Along the way I chanced upon all these inspiring people.








Mini-adventure 2

You’ll have to come back for another post to find out about this!  Back soon….


About deborah @ the magic jug

Now I've passed 60 I'm still doing all sorts of things I haven't done before, as well as carrying on with the things I already love. I live a happy life with my long term love Malcolm. In my blog I explore local and low tech ideas, food, growing, making, reading, thinking, walking, and lots of other words ending in 'ing'.
This entry was posted in Family, Gap year, Inspirations, Local, Retirement, Seeing differently, Travels, Walking and tagged , , , , , , , , . Bookmark the permalink.

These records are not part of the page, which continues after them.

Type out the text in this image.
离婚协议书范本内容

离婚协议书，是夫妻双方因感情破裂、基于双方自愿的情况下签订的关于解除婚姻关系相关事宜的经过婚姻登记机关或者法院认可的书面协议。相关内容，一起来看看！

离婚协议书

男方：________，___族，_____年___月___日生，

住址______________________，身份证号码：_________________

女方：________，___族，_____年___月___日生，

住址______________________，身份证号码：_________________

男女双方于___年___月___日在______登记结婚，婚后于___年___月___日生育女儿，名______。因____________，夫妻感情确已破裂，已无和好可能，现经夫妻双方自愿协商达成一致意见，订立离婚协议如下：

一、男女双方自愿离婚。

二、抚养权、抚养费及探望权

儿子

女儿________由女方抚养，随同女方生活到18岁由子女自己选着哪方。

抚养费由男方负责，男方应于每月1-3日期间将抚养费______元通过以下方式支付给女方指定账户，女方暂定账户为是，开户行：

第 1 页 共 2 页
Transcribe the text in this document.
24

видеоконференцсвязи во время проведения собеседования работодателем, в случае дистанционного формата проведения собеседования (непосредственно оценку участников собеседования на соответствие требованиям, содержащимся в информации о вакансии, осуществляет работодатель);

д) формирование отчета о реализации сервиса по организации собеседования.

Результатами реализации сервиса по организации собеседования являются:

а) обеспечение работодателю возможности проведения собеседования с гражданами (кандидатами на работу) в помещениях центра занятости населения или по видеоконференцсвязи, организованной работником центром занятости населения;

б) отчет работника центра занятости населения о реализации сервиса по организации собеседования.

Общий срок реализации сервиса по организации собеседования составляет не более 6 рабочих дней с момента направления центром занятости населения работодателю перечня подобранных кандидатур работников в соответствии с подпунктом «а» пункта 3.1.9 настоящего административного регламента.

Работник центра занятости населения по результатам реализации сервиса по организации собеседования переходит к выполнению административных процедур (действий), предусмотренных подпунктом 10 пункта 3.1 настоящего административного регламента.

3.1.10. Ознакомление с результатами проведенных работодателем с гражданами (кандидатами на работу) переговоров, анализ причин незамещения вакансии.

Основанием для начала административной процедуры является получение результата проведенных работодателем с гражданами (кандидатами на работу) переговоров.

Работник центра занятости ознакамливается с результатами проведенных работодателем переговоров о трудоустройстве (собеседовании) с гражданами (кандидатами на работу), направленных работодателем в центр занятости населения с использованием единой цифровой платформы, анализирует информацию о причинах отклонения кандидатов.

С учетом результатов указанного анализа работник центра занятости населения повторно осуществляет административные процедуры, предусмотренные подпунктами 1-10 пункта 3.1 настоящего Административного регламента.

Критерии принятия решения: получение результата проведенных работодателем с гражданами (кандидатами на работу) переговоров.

4 Responses to The Gap Year: November Part 1

  1. plot34 says:

    Thanks for sharing your adventure. I am a Londoner and I find it is changing around me, much more rapidly than before. My plan for the new year is to take at least one Sunday a month to re-acquaint myself with the city. I’m already heart-broken that RBS ripped the heart out of Spitalfields and called it a plaza!


    • I know, the wanton destruction of old Spitalfields and around is terrible, and sadly continuing. Back in the early 80s I worked in Covent Garden when there was still a proper market there (after the main Covent Garden moved but before the whole area got Disneyfied). Now it’s hard to find anything ‘real’ there at all.
      The other scary thing is the rate at which public space is being privatised, which I think is the case with the so-called plaza at Spitalfields.
      I love your idea of spending Sundays exploring London. There is so much to see! I tend to decide on an area, sometimes with just one thing I know I want to see, and then see where things take me. I rarely go out without finding something I didn’t know was there.

      Liked by 1 person

  2. I can’t believe you covered so much in a day! Thanks for the photo of the Edith Cavell statue.


    • When I was very young (between 4 and 8 I guess) my mum used to take me and my sister around the City of London on Saturday or Sunday mornings while my dad worked. This statue was one of the places we often went, and she always made a point of drawing our attention to it.